"To-day it is hard and almost impossible for me to say when the word 'Jew' first began to raise any particular thought in my mind. I do not remember even having heard the word at all at home during my father's lifetime. If this name were mentioned in a derogatory sense I think the old gentleman would just have considered those who used it in this way as being uneducated reactionaries."
"It was not until I was fourteen or fifteeen years old that I frequently ran up against the word 'Jew', partly in connection with political controversies. These references aroused a slight aversion in me, and I could not avoid an uncomfortable feeling which always came over me when I had to listen to religious disputes. But at that time I had no other feelings about the Jewish question."

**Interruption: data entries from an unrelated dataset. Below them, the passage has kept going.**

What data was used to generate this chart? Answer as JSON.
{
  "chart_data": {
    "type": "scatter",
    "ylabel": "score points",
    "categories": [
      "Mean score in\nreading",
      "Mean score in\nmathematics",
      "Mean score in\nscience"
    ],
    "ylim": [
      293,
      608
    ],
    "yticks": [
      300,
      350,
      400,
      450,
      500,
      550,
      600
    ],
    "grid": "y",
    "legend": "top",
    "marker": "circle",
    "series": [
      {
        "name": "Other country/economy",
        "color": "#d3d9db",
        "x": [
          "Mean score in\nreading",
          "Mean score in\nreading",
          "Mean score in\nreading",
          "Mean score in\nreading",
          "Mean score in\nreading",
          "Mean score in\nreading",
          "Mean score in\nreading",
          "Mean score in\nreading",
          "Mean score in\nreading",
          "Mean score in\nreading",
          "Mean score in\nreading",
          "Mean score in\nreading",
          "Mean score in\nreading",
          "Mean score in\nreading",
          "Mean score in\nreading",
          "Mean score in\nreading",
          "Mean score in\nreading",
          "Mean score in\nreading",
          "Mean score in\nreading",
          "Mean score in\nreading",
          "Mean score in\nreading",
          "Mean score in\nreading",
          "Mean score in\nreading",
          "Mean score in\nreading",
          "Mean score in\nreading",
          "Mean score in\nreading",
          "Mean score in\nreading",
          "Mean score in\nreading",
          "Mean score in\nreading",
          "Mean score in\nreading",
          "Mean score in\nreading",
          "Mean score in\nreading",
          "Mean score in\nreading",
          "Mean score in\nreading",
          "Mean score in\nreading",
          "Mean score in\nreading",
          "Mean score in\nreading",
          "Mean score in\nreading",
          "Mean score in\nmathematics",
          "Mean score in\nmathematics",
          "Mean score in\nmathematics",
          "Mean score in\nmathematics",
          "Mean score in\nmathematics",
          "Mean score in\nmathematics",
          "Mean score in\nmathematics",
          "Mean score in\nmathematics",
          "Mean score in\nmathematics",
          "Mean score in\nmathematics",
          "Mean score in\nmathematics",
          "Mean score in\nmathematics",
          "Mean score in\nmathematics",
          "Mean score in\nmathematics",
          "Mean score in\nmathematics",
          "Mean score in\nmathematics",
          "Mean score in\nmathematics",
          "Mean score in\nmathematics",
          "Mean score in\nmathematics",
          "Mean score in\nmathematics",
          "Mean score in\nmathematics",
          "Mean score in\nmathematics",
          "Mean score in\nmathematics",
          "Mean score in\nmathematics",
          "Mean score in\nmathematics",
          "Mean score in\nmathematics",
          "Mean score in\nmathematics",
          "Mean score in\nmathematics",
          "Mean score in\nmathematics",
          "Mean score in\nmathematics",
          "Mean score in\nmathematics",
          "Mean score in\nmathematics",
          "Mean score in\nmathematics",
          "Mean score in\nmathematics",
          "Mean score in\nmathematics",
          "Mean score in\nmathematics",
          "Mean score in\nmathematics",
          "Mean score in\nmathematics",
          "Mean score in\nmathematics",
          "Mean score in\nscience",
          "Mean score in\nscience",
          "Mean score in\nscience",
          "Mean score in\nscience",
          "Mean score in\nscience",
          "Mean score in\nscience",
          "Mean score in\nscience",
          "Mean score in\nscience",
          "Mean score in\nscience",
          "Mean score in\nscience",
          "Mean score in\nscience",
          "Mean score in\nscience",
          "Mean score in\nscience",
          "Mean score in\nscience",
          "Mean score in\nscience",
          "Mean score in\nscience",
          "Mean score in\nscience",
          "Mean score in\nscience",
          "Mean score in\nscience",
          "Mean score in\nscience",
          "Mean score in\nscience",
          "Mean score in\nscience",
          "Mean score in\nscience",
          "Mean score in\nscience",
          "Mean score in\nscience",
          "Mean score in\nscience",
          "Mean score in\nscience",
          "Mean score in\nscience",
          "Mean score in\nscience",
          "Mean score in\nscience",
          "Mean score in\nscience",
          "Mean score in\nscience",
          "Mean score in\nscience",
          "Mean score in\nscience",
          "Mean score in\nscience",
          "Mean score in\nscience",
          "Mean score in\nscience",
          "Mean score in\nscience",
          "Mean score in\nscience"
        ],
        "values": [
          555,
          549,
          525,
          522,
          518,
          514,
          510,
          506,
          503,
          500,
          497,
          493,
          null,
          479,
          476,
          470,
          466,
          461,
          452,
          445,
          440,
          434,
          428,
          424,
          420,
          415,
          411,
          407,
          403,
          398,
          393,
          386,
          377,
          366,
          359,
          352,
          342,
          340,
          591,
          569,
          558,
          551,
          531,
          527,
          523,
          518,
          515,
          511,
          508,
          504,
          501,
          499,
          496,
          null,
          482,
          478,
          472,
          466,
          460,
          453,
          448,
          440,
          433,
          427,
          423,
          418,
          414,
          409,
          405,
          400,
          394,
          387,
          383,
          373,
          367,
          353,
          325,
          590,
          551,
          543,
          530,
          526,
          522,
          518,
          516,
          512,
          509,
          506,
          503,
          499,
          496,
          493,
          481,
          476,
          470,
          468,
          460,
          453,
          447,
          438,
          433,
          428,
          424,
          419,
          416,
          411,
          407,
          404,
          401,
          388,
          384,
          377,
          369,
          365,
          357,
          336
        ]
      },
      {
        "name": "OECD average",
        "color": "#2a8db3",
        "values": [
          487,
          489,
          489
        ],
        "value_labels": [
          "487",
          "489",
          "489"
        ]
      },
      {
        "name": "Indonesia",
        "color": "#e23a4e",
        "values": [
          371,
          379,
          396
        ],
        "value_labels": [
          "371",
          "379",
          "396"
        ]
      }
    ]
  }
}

"There were very few Jews in Linz. In the course of centuries the Jews who lived there had become Europeanised in external appearance and were so much like other human beings that I even looked upon them as Germans. The reason why I did not then perceive the absurdity of such an illusion was that the only external mark which I recognised as distinguishing them from us was the practice of their strange religion. As I thought that they were persecuted on account of their Faith my aversion to hearing remarks against them grew almost into a feeling of abhorrence."
"In the Jew I still saw only a man who was of a different religion, and therefore, on grounds of human tolerance, I was against the idea that he should be attacked because he had a different faith. And so I considered that the tone adopted by the anti-Semitic Press in Vienna was unworthy of the cultural traditions of a great people. The memory of certain events which happened in the middle ages came to my mind, and I felt that I should not like to see them repeated. Generally speaking, these anti-Semitic newspapers did not belong to the first rank - but I did not then understand the reason of this - and so I regarded them more as the products of jealousy and envy rather than the expression of a sincere, though wrong-headed feeling."
"My own opinions were confirmed by what I considered to be the infinitely more dignified manner in which the really great Press replied to those attacks or simply ignored them, which latter seemed to me the most respectable way."
From Vol 1, chapter 2 of Hitler's "Mein Kampf".